Four Midwest Corporation Ltd directors have decided to accept Sinosteel Corp's takeover offer, a day after its merger with Murchison Metals Ltd was called off.
Four Midwest Corporation Ltd directors have decided to accept Sinosteel Corp's takeover offer, a day after its merger with Murchison Metals Ltd was called off.
Chairman Jesse Taylor and directors Francis Ng, Steven Chong and Stephen de Belle, representing 4.1 per cent of Midwest shares, have planned to accept Sinosteel's $6.38 cash offer.
The acceptance puts Sinosteel on the cusp of gaining control of Midwest, with its stake to increase to 49.7 per cent.
Only two Midwest directors, Dato David Law and Datuk Roger Tan who together hold 13.1 per cent, have yet to decide.
In a statement issued this morning, Midwest reaffirmed its support for a merger with Murchison which was called off yesterday after failing to gain support of Sinosteel.
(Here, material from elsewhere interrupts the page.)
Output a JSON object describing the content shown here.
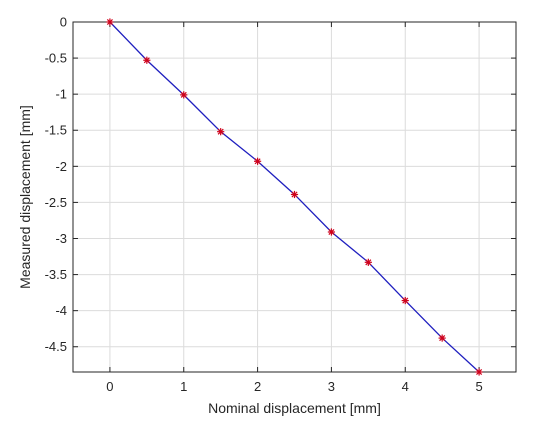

The Chinese company currently holds a 45.6 per cent interest in Midwest.
"Midwest continues to believe that in the medium to long term, the potential additional value created by a merger with Murchison would be substantial and the strategic logic of the merger remains compelling," Midwest said.
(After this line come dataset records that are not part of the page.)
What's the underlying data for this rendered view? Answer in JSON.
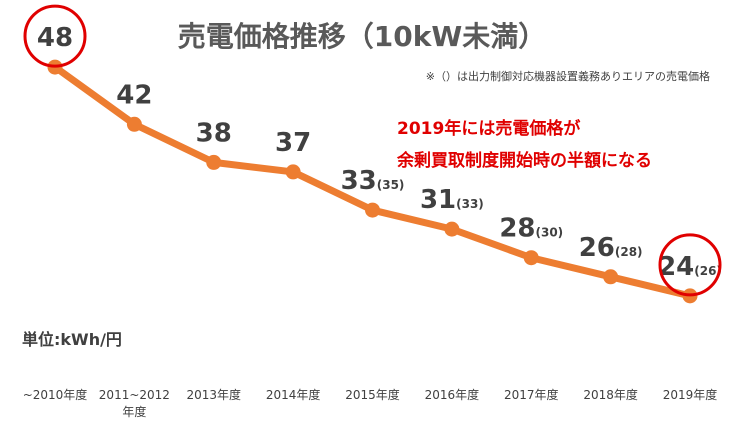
{
  "chart_data": {
    "type": "line",
    "title": "売電価格推移（10kW未満）",
    "note": "※（）は出力制御対応機器設置義務ありエリアの売電価格",
    "unit_label": "単位:kWh/円",
    "annotation": [
      "2019年には売電価格が",
      "余剰買取制度開始時の半額になる"
    ],
    "categories": [
      "~2010年度",
      "2011~2012 年度",
      "2013年度",
      "2014年度",
      "2015年度",
      "2016年度",
      "2017年度",
      "2018年度",
      "2019年度"
    ],
    "category_lines": [
      [
        "~2010年度"
      ],
      [
        "2011~2012",
        "年度"
      ],
      [
        "2013年度"
      ],
      [
        "2014年度"
      ],
      [
        "2015年度"
      ],
      [
        "2016年度"
      ],
      [
        "2017年度"
      ],
      [
        "2018年度"
      ],
      [
        "2019年度"
      ]
    ],
    "series": [
      {
        "name": "売電価格",
        "values": [
          48,
          42,
          38,
          37,
          33,
          31,
          28,
          26,
          24
        ],
        "labels": [
          "48",
          "42",
          "38",
          "37",
          "33",
          "31",
          "28",
          "26",
          "24"
        ],
        "sub_labels": [
          "",
          "",
          "",
          "",
          "(35)",
          "(33)",
          "(30)",
          "(28)",
          "(26)"
        ]
      }
    ],
    "ylim": [
      20,
      50
    ],
    "highlighted_points": [
      0,
      8
    ],
    "colors": {
      "line": "#ED7D31",
      "highlight": "#E00000",
      "text": "#404040"
    }
  }
}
"Midwest looks forward to an ongoing relationship with Murchison both as a significant investor on the Midwest share register and as the owner of adjacent mining interests in the Mid West region of Western Australia."
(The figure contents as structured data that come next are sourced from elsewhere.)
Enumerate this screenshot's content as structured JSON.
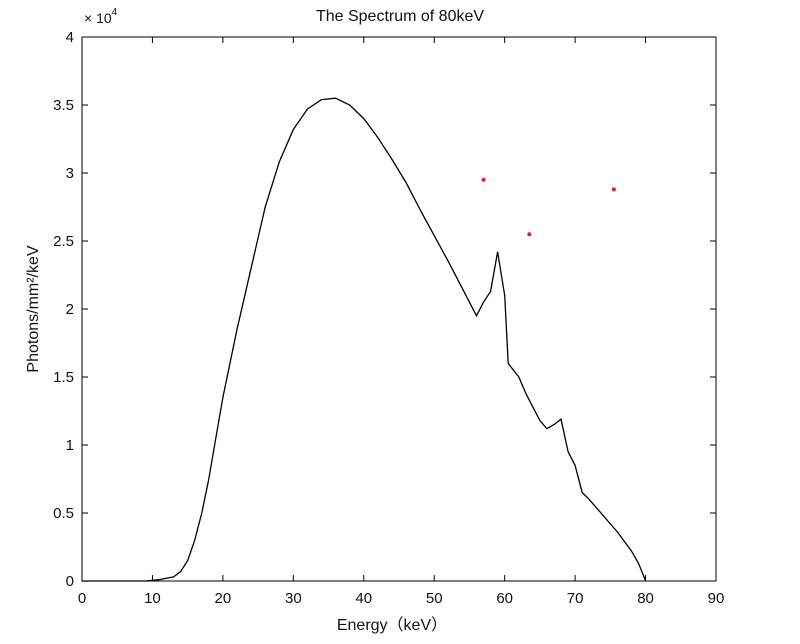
{
  "chart_data": {
    "type": "line",
    "title": "The Spectrum of 80keV",
    "xlabel": "Energy（keV）",
    "ylabel": "Photons/mm²/keV",
    "xlim": [
      0,
      90
    ],
    "ylim": [
      0,
      40000
    ],
    "x_ticks": [
      0,
      10,
      20,
      30,
      40,
      50,
      60,
      70,
      80,
      90
    ],
    "y_ticks": [
      0,
      5000,
      10000,
      15000,
      20000,
      25000,
      30000,
      35000,
      40000
    ],
    "x_tick_labels": [
      "0",
      "10",
      "20",
      "30",
      "40",
      "50",
      "60",
      "70",
      "80",
      "90"
    ],
    "y_tick_labels": [
      "0",
      "0.5",
      "1",
      "1.5",
      "2",
      "2.5",
      "3",
      "3.5",
      "4"
    ],
    "y_multiplier_label": "× 10",
    "y_multiplier_exponent": "4",
    "grid": false,
    "series": [
      {
        "color": "#000000",
        "points": [
          [
            0,
            0
          ],
          [
            9,
            0
          ],
          [
            11,
            100
          ],
          [
            13,
            300
          ],
          [
            14,
            700
          ],
          [
            15,
            1500
          ],
          [
            16,
            3000
          ],
          [
            17,
            5000
          ],
          [
            18,
            7500
          ],
          [
            19,
            10500
          ],
          [
            20,
            13500
          ],
          [
            22,
            18500
          ],
          [
            24,
            23000
          ],
          [
            26,
            27500
          ],
          [
            28,
            30800
          ],
          [
            30,
            33200
          ],
          [
            32,
            34700
          ],
          [
            34,
            35400
          ],
          [
            36,
            35500
          ],
          [
            38,
            35000
          ],
          [
            40,
            34000
          ],
          [
            42,
            32600
          ],
          [
            44,
            31000
          ],
          [
            46,
            29300
          ],
          [
            48,
            27300
          ],
          [
            50,
            25400
          ],
          [
            52,
            23500
          ],
          [
            54,
            21500
          ],
          [
            56,
            19500
          ],
          [
            57,
            20500
          ],
          [
            58,
            21300
          ],
          [
            59,
            24200
          ],
          [
            60,
            21000
          ],
          [
            60.5,
            16000
          ],
          [
            62,
            15000
          ],
          [
            63,
            13800
          ],
          [
            64,
            12800
          ],
          [
            65,
            11800
          ],
          [
            66,
            11200
          ],
          [
            67,
            11500
          ],
          [
            68,
            11900
          ],
          [
            69,
            9500
          ],
          [
            70,
            8500
          ],
          [
            71,
            6500
          ],
          [
            72,
            6000
          ],
          [
            74,
            4800
          ],
          [
            76,
            3600
          ],
          [
            78,
            2200
          ],
          [
            79,
            1300
          ],
          [
            80,
            0
          ]
        ]
      }
    ],
    "markers": [
      {
        "x": 57,
        "y": 29500,
        "color": "#e02020"
      },
      {
        "x": 63.5,
        "y": 25500,
        "color": "#e02020"
      },
      {
        "x": 75.5,
        "y": 28800,
        "color": "#e02020"
      }
    ]
  }
}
Murchison currently holds a 10 per cent interest in Midwest and yesterday said it would not accept Sinosteel's offer.
Today Midwest directors gave two recommendations to its shareholders.
For investors with a shorter-term investment Horizon, Midwest directors recommended that shareholders either accept Sinosteel's offer or sell shares on market at prices above Sinosteel's $6.38 offer, if available.
Alternatively, Midwest directors also recommended for shareholders with a longer-term investment horizon to retain their Midwest shares.
Meanwhile, Midwest has announced that the completion of the prefeasibility study into its Weld Range iron ore project will be delayed until January 2009.
Midwest chief executive Bryan Oliver said the delay was due to time required to complete drill analysis.
"The data analysis requires some additional time but we remain confident that the Bankable Feasible Study (BFS) will be completed by December 2009, meaning that the mining, rail and port infrastructure timetable is not affected", Mr. Oliver said.
"Drilling for the PFS was substantially completed in May 2008 as scheduled. The Weld Range project is still substantially on schedule, apart from this further minor extension of a month. The delay has not led to additional costs and the studies remain within budget."
Earlier this year Midwest announced drilling delays at Weld Range due to the effects of abnormally high rainfall and difficult drilling ground conditions.